L’esempio delle radio libere. In Italia, la stagione entusiasmante e irripetibile delle radio libere ha infatti posto le basi di un mercato che non dà segni di cedimento. Fare radio oggi vuol dire aggirare l’ostacolo su cui è andata a sbattere la carta stampata perché permette di essere in contatto costante con il proprio pubblico, di non farsi sorpassare dagli eventi, di ottenere un giusto mix fra dovere dell’informazione e intrattenimento puro.
Infine, lo spauracchio dei social media. Oggi sembrano aver risucchiato nel loro vortice tutti i grandi mezzi di informazione, che li hanno colonizzati spasmodicamente alla ricerca di nuova audience. Un’audience, tuttavia, sempre meno propensa ad accedere ai loro contenuti dalle homepage, ma piuttosto a farsi guidare dallo scorrere apparentemente casuale di titoli sulla timeline. Il dibattito sulla “morte di Twitter”, la sfida tra Instagram e Snapchat, la telenovela infinita sull’essenza da “media company sotto mentite spoglie” di Facebook sono tanti tasselli di una grande verità: anche i social non sono realtà immutabili, perfettamente profittevoli e destinati ad assistere impassibili al tramonto dei media tradizionali.

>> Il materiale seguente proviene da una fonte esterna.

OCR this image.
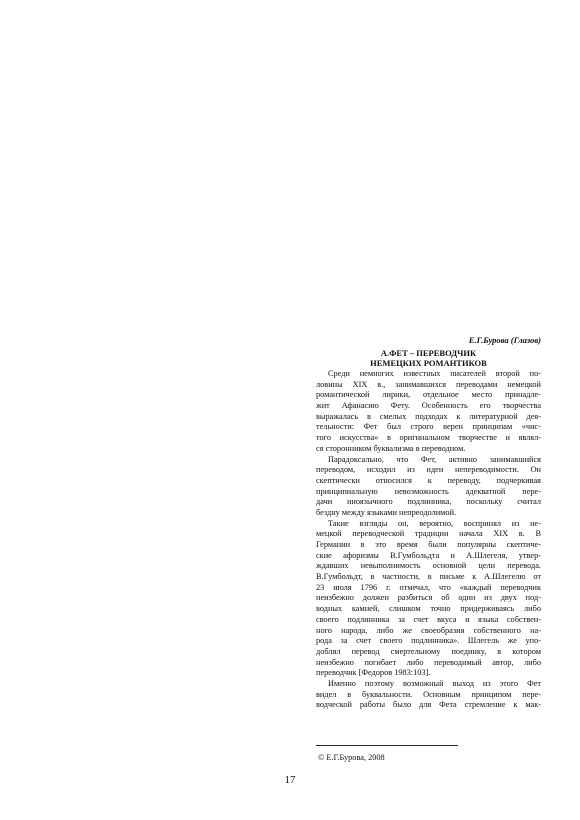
Е.Г.Бурова (Глазов)
А.ФЕТ – ПЕРЕВОДЧИК
НЕМЕЦКИХ РОМАНТИКОВ
Среди немногих известных писателей второй по-
ловины XIX в., занимавшихся переводами немецкой
романтической лирики, отдельное место принадле-
жит Афанасию Фету. Особенность его творчества
выражалась в смелых подходах к литературной дея-
тельности: Фет был строго верен принципам «чис-
того искусства» в оригинальном творчестве и являл-
ся сторонником буквализма в переводном.
Парадоксально, что Фет, активно занимавшийся
переводом, исходил из идеи непереводимости. Он
скептически относился к переводу, подчеркивая
принципиальную невозможность адекватной пере-
дачи иноязычного подлинника, поскольку считал
бездну между языками непреодолимой.
Такие взгляды он, вероятно, воспринял из не-
мецкой переводческой традиции начала XIX в. В
Германии в это время были популярны скептиче-
ские афоризмы В.Гумбольдта и А.Шлегеля, утвер-
ждавших невыполнимость основной цели перевода.
В.Гумбольдт, в частности, в письме к А.Шлегелю от
23 июля 1796 г. отмечал, что «каждый переводчик
неизбежно должен разбиться об один из двух под-
водных камней, слишком точно придерживаясь либо
своего подлинника за счет вкуса и языка собствен-
ного народа, либо же своеобразия собственного на-
рода за счет своего подлинника». Шлегель же упо-
доблял перевод смертельному поединку, в котором
неизбежно погибает либо переводимый автор, либо
переводчик [Федоров 1983:103].
Именно поэтому возможный выход из этого Фет
видел в буквальности. Основным принципом пере-
водческой работы было для Фета стремление к мак-
© Е.Г.Бурова, 2008
17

Nuovi mezzi necessitano nuovi adattamenti. L’evoluzione del rapporto tra mezzi di informazione e social network sarà un passaggio fondamentale: da un lato, è necessario un chiarimento della relazione tra produttori e distributori di contenuti (volta a garantire la redditività di entrambi) e, dall’altro, è urgente uno sforzo comune per sviluppare nuove capacità di discernimento da parte dei lettori nel “mare magnum” del web. I media non saranno più gli unici produttori di contenuti o gli inaggirabili gate-keeper dell’informazione, ma sono tuttora una lente insostituibile attraverso la quale guardare il mondo che ci circonda. Sapere che hanno identificato gli strumenti più efficaci per adattarsi al nuovo contesto sarebbe una buona notizia per tutti.